É também a decisão judicial um ato do sentir humano e da sua complexidade enquanto ser humano. Conforme explica Nereu José GIACOMOLLI[19], o julgamento é um ato do sentire, de crença no que foi demonstrado no processo. O resultado está sujeito a variáveis projetadas sobre o processo (vivências pessoais do julgador, seus gostos e desgostos, suas paixões, seu eu, seu modo de ser no mundo), pois o sentido da compreensão não acontece sem o objeto a ser analisado, sem a vivência do ser, pousado na realidade, na interação com a existência (dasein). Por sua vez, as regras jurídicas e fatos recebem a carga de valores sociais, de paradigmas, sejam ideológicos, filosóficos, históricos ou psicológicos, inclusive da rede de elementos inconscientes que acabam dando causa à decisão.

No entendimento de Giacomolli, a decisão judicial é uma operação complexa, pois envolve aspectos cognoscitivos e valorativos, relacionados no âmbito criminal, especialmente à prova dos fatos e de suas circunstâncias, bem como da regra que incide no caso concreto. Assim, não é qualquer decisão, qualquer sentir, que encontra suporte constitucional, mas aqueles advindos da compreensão de determinado juiz quando da análise da prova no processo[20].

A decisão judicial não é uma declaração de verdade, mas uma declaração na qual se pode crer, com base no que está no processo. Podendo-se crer, submete-se ao duplo grau e ao controle das partes e interessados. Os dados cognoscitivos constantes dos autos serão valorados pelo juiz, um ser humano, um ser no mundo, com suas circunstâncias conscientes e inconscientes. Deste modo, se trata de uma avaliação puramente pessoal, de convencimento próprio, mas limitado à condição de ser humano e às regras jurídicas estabelecidas. Por fim, O julgar é uma reposta fragmentária, porque parcial é o que está nos autos e a totalidade é inatingível pelo humano[21].

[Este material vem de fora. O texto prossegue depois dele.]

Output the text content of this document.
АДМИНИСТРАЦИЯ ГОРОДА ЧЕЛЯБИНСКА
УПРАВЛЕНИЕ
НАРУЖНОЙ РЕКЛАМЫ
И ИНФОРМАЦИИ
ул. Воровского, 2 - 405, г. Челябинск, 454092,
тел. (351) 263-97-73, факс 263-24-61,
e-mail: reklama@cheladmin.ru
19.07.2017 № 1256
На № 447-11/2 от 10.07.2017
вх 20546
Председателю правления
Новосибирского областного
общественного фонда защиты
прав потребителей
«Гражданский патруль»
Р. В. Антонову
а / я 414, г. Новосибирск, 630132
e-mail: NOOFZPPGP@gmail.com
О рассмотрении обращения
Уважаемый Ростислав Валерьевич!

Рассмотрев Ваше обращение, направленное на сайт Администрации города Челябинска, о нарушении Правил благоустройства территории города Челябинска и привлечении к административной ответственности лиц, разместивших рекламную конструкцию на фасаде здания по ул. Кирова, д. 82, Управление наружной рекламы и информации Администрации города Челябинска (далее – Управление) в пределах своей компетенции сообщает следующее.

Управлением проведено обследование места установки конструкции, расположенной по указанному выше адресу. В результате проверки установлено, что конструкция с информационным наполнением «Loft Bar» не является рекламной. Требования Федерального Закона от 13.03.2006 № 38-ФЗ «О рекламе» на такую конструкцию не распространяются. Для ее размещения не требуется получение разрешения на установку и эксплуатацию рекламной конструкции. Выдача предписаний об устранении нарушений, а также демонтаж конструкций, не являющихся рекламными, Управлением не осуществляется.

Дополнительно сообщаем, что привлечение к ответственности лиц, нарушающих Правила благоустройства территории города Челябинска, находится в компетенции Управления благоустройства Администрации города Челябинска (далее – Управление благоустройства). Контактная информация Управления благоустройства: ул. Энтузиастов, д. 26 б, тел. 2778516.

Neste contexto, embora não seja de jurisdição penal, merece destaque pela carga valorativa empregada, a decisão judicial prolata pela desembargadora do trabalho Maria Cesarineide Lima, membro da 1ª Turma Recursal do Tribunal Regional da 14ª Região, que um voto inédito manifestado num processo judicial em 25 anos de história daquele Tribunal, elaborou o relatório em estilo de verso, reconhecendo a dor da mãe reclamante pela perda de um filho vítima de morte acidental no canteiro de obras da Usina de Jirau, no Estado de Rondônia.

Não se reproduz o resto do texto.